The first known Reverse Mortgage was written in 1961 in Portland, Oregon, to help a widow save her home after losing her husband, a popular coach. In 1969, the concept reached the U.S. Senate, when the late Senator John Heinz proposed a concept that evolved into today’s Home Equity Conversion Mortgage or HECM. The more common term, Reverse Mortgage, is easier for most people, though it often conjures up self-imposed ill feelings.

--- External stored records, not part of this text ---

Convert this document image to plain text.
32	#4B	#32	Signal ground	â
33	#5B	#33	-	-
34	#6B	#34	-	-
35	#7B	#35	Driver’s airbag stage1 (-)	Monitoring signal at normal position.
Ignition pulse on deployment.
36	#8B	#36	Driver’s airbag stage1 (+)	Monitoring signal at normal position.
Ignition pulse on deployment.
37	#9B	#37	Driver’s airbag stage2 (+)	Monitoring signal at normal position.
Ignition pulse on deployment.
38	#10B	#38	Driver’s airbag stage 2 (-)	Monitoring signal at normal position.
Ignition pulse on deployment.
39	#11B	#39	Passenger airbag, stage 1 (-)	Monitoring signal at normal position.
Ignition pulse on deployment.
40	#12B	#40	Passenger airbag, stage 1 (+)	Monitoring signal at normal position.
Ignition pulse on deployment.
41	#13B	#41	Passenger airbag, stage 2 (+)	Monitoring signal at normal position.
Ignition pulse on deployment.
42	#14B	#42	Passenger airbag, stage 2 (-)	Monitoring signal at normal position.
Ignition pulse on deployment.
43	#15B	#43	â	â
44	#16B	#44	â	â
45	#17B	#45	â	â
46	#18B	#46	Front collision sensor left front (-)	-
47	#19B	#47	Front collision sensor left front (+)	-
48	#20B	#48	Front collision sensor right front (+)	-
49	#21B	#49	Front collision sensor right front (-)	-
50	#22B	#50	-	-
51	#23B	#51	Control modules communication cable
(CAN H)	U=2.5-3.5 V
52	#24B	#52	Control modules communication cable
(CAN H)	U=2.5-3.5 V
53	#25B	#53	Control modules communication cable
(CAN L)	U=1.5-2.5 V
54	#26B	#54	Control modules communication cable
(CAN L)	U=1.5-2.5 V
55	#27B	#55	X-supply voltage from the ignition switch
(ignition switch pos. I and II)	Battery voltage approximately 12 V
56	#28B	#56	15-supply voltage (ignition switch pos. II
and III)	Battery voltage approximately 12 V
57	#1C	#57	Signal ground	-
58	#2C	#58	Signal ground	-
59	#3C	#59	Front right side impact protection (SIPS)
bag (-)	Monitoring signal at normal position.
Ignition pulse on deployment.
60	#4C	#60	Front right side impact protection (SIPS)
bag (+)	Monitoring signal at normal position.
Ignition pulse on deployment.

Fundamentally, a Reverse Mortgage is just another property mortgage and can be used for similar purposes, including purchasing or updating a home, or replacing an existing mortgage loan. The major difference between the HECM and a Traditional Mortgage is seen in the required payment schedule. Rather than a monthly Principal and Interest payment, HECMs have no required payment schedule for so long as the owner uses the home as a primary residence. This renders the Reverse Mortgage a valuable tool in long-term Personal Financial Planning.
Far too many potential customers for Reverse Mortgages believe that “It’s just a way for the bank to take your property.” While incorrect, this belief arose out of the poor introduction of the product to consumers. Hiring celebrities to pitch the new concept, disregarding most common-sense explanations, and granting people large sums of cash with no justification, all led to horror stories the public has yet to overcome. Today, the product’s application, as well as its marketing, has vastly improved.
All Reverse Mortgages have a few common characteristics. One of the most misunderstood is that any and all funds paid out to the homeowner(s) are tax-free. Whether or not the homeowner receives any cash from the HECM, the mortgage will not be required to be repaid until the home is abandoned, whether by selling, moving, or by the death of the owner(s).
Further, once HECM repayment time comes (for whatever reason), the loan will be repaid, with any surplus of the sale price over the HECM balance refunded to the owner or owner’s estate at closing. Should the sale price be less than the HECM debt, no money is due, as this event is fully insured during the life of the HECM.
Americans are homebodies and are generally attached to their long-time residences. Enhancing the ability of older Americans to stay in their homes longer is a fundamental goal of many peoples’ long-term planning. While the HECM requires one owner to be at least 62, Certified Financial Plannersâ will assist Americans of all ages in formulating a plan to satisfy the multiple goals of living a comfortable and safe retirement, in the surroundings they prefer.